Further details can be found below for each of the important methods used in the learning foreground:

init()

  • The time scale for the robot is passed to the init method
  • A StateManager class is initialized with a list of features to be used (StateManager is found in state_representation.py)
  • Creates a visualization object in order to see the camera data if desired
  • Publishers are defined that correspond to ‘action_cmd’, ‘pause’ and ‘termination’ topics used in the action manager
  • Publishers are also generated for each GVF’s data and parameters such as the cumulant, td_error, rupee, MSRE, rho, etc.

run()

  • This method is where main learning steps occur that one might be familiar with in reinforcement learning.
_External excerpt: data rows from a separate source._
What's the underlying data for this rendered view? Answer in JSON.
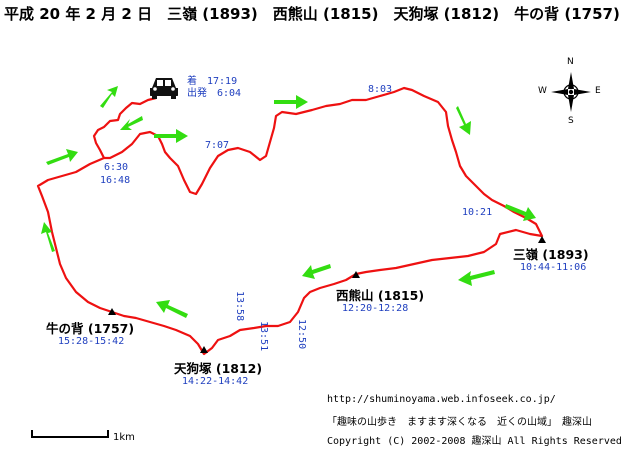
{
  "title": "平成 20 年 2 月 2 日　三嶺 (1893)　西熊山 (1815)　天狗塚 (1812)　牛の背 (1757)",
  "car": {
    "arrive_label": "着　17:19",
    "depart_label": "出発　6:04"
  },
  "peaks": [
    {
      "name": "三嶺 (1893)",
      "time": "10:44-11:06"
    },
    {
      "name": "西熊山 (1815)",
      "time": "12:20-12:28"
    },
    {
      "name": "天狗塚 (1812)",
      "time": "14:22-14:42"
    },
    {
      "name": "牛の背 (1757)",
      "time": "15:28-15:42"
    }
  ],
  "waypoint_times": {
    "t0630": "6:30",
    "t1648": "16:48",
    "t0707": "7:07",
    "t0803": "8:03",
    "t1021": "10:21",
    "t1250": "12:50",
    "t1351": "13:51",
    "t1358": "13:58"
  },
  "compass": {
    "n": "N",
    "s": "S",
    "e": "E",
    "w": "W"
  },
  "scale_label": "1km",
  "credits": {
    "url": "http://shuminoyama.web.infoseek.co.jp/",
    "site": "「趣味の山歩き　ますます深くなる　近くの山域」　趣深山",
    "copyright": "Copyright (C) 2002-2008 趣深山 All Rights Reserved"
  },
  "colors": {
    "route": "#ee1111",
    "arrow": "#33dd11",
    "time": "#1f3fbf"
  }
}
It is here that we generate the state (phi) using current observations, select actions, observe the new state and perform the actual learning steps by updating the GVF.

create_state()

  • The purpose of this method is to generate the state in the format used for learning (phi). This is accomplished by looking in a dictionary that contains all of the sensory data received via ROS topics. The read_source method is used here to return the most recent value from the topics (set ‘history’ to True to retrieve all the recent values since the last time step as is done with ‘ir’ and ‘core’ sensors).
  • There are dictionary entries for each possible form of sensor data (examples include bump data, infrared sensor data and image data). Each entry stores a Queue of sensory data since the last time step.

update_gvfs()

  • This method passes all of the relevant data to each GVF via a call to their update method. It then publishes each GVF’s data to the corresponding topic.

State Representation

This state_representation.py file contains two classes: StateConstants and StateManager. Both of these classes are used in conjunction with the CTiles library to generate the feature representation (phi) that is used for learning within the learning foreground.

StateConstants

This class is used to establish all of the parameters and settings for the creation of the vector phi. This is also where the tile coding parameters are set, such as the number of tiles and tilings for each sensor.

StateManager

This class manages the objects used to tile code and creates the feature representation phi and auxiliary state information observation. Data from the last valid sensor readings are stored to use in case no valid data was read since the last timestep.

init()

  • Initializes hash tables used for tile coding each sensor. Also creates the random pixel mask used to select pixels from the camera image.

get_phi()

  • Initializes an empty array phi of size TOTAL_FEATURE_LENGTH.
  • If a sensor is in features_to_use, tile codes the sensor data and sets the corresponding indices in phi to 1.

get_observations()

  • Creates an observation that is passed to the cumulant, gamma, target_policy.update, and behavior_policy.update methods. It creates a dictionary with auxiliary state information, which may or may not overlap with information used to create phi. Users may find it useful to pass the dictionary output by this function to other methods.